A beat passed. “Next year on Valentine’s Day.”
He nodded. “That’s also doable.”
She exhaled an audible breath. “There’s something else we need to discuss.”
“What’s that?”
“Where we’re going to live after we’re married. I just bought this house, and I don’t want to sell it.”
Reese reached out and covered her hand resting on the arm of the rocker next to his. “You don’t have to sell your house. I can move in here with you.”
“What are you going to do with your home?”
He smiled. “I’ll ask Parker if he’s willing to move in. Right now, he’s renting a small house on the mainland.”
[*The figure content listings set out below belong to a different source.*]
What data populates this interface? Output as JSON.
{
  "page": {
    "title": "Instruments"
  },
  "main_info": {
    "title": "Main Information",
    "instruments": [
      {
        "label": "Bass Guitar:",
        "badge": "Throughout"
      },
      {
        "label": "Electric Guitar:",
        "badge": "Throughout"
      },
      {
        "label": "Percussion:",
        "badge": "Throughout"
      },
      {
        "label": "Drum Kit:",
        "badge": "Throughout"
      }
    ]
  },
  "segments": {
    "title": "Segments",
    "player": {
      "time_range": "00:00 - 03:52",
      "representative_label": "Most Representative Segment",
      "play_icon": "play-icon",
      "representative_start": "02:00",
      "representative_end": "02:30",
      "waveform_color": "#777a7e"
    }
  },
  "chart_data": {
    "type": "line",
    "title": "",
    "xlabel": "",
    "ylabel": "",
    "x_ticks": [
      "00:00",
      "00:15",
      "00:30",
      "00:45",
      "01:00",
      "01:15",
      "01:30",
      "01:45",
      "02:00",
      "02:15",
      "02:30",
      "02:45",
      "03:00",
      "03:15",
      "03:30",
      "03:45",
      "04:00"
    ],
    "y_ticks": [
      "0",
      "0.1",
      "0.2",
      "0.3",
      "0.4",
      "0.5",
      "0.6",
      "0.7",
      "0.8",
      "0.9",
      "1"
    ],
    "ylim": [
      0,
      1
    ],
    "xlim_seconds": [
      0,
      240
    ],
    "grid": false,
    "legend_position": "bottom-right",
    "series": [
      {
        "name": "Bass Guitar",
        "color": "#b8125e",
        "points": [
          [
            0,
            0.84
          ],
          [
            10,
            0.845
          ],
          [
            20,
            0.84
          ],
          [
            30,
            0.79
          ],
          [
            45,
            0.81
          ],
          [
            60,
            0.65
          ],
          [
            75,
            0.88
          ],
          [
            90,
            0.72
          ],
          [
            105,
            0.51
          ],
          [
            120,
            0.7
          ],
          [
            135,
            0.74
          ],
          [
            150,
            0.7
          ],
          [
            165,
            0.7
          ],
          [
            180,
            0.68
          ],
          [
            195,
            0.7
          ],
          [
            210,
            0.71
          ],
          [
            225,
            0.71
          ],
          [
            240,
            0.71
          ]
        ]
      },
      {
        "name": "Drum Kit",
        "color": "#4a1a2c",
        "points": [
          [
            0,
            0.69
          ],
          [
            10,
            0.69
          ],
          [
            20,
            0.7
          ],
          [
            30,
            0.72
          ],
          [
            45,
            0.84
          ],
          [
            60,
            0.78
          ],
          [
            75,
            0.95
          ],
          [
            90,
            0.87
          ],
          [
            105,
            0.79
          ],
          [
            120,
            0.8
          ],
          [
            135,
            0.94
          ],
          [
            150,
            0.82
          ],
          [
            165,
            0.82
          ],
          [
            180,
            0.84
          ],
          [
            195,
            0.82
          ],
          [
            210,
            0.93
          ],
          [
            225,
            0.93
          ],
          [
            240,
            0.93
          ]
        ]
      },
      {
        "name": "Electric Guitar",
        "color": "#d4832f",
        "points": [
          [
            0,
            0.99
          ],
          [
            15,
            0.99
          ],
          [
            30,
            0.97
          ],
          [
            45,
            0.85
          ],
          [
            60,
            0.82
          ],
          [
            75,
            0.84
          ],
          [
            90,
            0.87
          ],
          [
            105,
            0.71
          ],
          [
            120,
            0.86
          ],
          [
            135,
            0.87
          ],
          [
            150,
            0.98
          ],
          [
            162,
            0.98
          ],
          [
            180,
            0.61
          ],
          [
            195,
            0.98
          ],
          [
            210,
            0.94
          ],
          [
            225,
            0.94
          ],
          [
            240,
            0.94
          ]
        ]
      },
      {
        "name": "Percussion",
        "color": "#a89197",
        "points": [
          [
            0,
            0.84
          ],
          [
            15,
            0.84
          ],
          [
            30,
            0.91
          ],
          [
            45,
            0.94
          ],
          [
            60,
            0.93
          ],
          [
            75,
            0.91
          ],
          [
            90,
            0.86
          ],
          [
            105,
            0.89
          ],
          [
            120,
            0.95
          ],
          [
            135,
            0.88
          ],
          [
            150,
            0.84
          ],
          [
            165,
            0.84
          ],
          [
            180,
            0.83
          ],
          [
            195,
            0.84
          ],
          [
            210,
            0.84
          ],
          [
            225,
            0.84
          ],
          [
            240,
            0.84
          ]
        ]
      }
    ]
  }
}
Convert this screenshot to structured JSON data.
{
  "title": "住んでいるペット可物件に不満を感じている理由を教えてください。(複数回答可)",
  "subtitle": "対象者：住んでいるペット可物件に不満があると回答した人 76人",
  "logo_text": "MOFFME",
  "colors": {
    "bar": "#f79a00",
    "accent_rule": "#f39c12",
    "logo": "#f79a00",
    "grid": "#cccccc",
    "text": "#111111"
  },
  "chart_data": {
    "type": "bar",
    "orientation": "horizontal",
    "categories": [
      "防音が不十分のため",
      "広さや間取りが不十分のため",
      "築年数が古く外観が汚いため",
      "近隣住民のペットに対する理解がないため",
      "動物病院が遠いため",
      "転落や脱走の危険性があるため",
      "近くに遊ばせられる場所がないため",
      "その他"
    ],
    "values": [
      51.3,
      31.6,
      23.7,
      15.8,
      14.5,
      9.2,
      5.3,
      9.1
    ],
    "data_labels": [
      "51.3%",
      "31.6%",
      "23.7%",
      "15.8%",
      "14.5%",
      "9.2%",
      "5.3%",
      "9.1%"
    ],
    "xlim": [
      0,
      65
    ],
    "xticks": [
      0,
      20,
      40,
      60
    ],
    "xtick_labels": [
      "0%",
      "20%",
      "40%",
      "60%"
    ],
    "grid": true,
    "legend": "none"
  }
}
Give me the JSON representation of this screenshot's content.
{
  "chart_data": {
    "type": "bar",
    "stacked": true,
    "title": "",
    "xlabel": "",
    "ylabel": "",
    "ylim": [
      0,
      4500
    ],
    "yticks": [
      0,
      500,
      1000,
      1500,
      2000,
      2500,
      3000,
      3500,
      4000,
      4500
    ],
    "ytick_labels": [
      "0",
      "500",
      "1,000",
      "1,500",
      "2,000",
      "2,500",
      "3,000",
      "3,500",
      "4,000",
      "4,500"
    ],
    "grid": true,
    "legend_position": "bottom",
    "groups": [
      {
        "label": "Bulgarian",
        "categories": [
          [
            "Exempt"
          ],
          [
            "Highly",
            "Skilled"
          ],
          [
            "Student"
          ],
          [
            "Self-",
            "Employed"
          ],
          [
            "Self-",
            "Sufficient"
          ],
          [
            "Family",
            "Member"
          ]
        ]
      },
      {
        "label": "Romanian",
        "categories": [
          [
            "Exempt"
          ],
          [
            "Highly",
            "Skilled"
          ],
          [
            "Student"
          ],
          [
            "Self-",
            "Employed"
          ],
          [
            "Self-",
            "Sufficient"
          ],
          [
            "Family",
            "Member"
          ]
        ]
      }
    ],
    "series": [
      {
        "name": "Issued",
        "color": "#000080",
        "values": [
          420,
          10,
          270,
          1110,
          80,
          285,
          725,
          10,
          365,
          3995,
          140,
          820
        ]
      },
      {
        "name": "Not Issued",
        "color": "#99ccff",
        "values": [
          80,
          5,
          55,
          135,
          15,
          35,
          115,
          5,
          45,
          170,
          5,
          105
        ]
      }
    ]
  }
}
“Do you think he wouldn’t mind moving?”
“Are you kidding? Parker and his family used to come to our house every week for Sunday dinner and family reunions. I was still a young kid, but I remember that, whenever Parker came home on leave, we would have a fish fry in his honor, because there was a time when Parker would only eat fish. Gram said she wanted to call him Shrimp, but he was too large for that moniker, so he became Crab.”
Cherie sighed in relief. She and Reese had solved the dilemma of where they would live as a married couple. She still was in awe of how smoothly her relationship with Reese was going. This is not to say they agreed on everything, but when they didn’t, they were able to discuss it rationally. They’d settled when they would announce their engagement and had confirmed a wedding date and where they would cohabitate. The only issue left was children—if or when they would start a family.
Cherie knew she also had to select a college from a list she’d researched and forward the necessary transcripts for acceptance. She had a lot on her plate for the coming year: engagement, marriage, and college.